Sha Xiang, Wang Wei, Wang Jian, Wang Ruzhu
Department of Cardiology, The Affiliated Taizhou People's Hospital of Nanjing Medical University, Taizhou School of Clinical Medicine, Nanjing Medical University, Taizhou, 225300, People's Republic of China.
J Multidiscip Healthc. 2025 Sep 6;18:5591-5602. doi: 10.2147/JMDH.S549547. eCollection 2025.

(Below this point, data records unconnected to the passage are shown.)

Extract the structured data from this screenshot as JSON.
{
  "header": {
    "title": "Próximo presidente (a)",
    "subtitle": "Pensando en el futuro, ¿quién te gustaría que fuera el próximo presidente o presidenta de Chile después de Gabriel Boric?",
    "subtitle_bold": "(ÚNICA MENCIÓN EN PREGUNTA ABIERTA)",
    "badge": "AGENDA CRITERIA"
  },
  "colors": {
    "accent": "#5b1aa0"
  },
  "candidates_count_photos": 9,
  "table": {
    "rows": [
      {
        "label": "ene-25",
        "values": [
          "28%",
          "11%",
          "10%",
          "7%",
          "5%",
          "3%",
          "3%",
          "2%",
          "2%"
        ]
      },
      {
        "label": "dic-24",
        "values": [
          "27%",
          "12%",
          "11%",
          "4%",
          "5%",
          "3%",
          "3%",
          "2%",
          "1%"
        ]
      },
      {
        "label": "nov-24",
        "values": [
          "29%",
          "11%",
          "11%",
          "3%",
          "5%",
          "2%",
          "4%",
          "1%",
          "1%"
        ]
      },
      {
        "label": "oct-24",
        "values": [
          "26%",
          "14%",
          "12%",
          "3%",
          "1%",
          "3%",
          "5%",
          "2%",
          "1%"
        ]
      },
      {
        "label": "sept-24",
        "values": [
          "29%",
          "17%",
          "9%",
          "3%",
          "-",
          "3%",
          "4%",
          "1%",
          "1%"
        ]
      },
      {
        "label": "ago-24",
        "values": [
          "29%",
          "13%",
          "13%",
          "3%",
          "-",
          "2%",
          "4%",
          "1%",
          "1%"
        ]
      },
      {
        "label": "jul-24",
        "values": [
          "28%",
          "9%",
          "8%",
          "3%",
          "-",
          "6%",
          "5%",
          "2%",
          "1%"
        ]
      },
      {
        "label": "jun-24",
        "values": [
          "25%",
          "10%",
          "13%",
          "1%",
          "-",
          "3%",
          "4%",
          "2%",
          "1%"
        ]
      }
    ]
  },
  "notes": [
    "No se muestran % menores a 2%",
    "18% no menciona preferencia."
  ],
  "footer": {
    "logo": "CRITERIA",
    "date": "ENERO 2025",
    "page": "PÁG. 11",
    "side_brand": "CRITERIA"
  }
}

Coronary microvascular dysfunction (CMD) significantly impacts outcomes in patients with acute ST-segment elevation myocardial infarction (STEMI) undergoing percutaneous coronary intervention (PCI). The cardiometabolic index (CMI), an indicator combining lipid and anthropometric parameters, has been linked to cardiovascular risk, but its association with CMD remains unclear. This study aims to investigate the relationship between CMI and the occurrence of CMD following PCI in STEMI patients and to assess its predictive value using Least Absolute Shrinkage and Selection Operator (LASSO)-based feature selection and multiple machine learning algorithms.
This retrospective cohort study enrolled STEMI patients who underwent primary PCI with stent implantation and post-procedural coronary microvascular function assessment between January 2021 and December 2024. Patients were categorized into CMD and non-CMD groups based on noninvasive microvascular resistance indices. Logistic regression, restricted cubic spline analysis, and machine learning models (Random Forest (RF), LightGBM, XGboost and K-Nearest Neighbors) were employed to evaluate the predictive value of CMI for post-PCI CMD.
A total of 702 STEMI patients were included, and CMD was observed in 52.1% of patients. Compared to the first CMI tertile (T1) group, T2 and T3 group had increased odds of CMD (T2: adjusted odds ratio (aOR) 2.41, 95% confidence interval (CI) 1.60-3.63; T3: aOR 3.40, 95% CI 2.17-5.32). There was a non-linear relationship between CMI and CMD ( < 0.001). The area under the curve (AUC) for CMI predicting CMD was 0.627 (95% CI: 0.586-0.666). Seven variables were screened by LASSO-Logistic regression for model development. Comparing four models' performances, the RF model achieved the best performance (AUC = 0.772). SHapley analysis revealed that CMI had the highest predictive value for CMD.
A higher CMI level is an independent risk factor for CMD of STEMI patients after PCI, and its predictive value enhanced when integrated into RF model.
冠状动脉微血管功能障碍(CMD)对接受经皮冠状动脉介入治疗(PCI)的急性ST段抬高型心肌梗死(STEMI)患者的预后有显著影响。心脏代谢指数(CMI)是一种结合脂质和人体测量参数的指标,与心血管风险有关,但其与CMD的关联仍不明确。本研究旨在探讨STEMI患者PCI术后CMI与CMD发生之间的关系,并使用基于最小绝对收缩和选择算子(LASSO)的特征选择和多种机器学习算法评估其预测价值。
这项回顾性队列研究纳入了2021年1月至2024年12月期间接受首次PCI并植入支架以及术后进行冠状动脉微血管功能评估的STEMI患者。根据无创微血管阻力指数将患者分为CMD组和非CMD组。采用逻辑回归、受限立方样条分析和机器学习模型(随机森林(RF)、LightGBM、XGBoost和K近邻)来评估CMI对PCI术后CMD的预测价值。
共纳入702例STEMI患者,52.1%的患者观察到CMD。与第一CMI三分位数(T1)组相比,T2和T3组CMD的发生几率增加(T2:调整后的优势比(aOR)2.41,95%置信区间(CI)1.60 - 3.63;T3:aOR 3.40,95% CI 2.17 - 5.32)。CMI与CMD之间存在非线性关系(<0.001)。CMI预测CMD的曲线下面积(AUC)为0.627(95% CI:0.586 - 0.666)。通过LASSO逻辑回归筛选出7个变量用于模型构建。比较四种模型的性能,RF模型表现最佳(AUC = 0.772)。SHapley分析显示CMI对CMD的预测价值最高。
较高的CMI水平是STEMI患者PCI术后CMD的独立危险因素,当将其纳入RF模型时,其预测价值得到增强。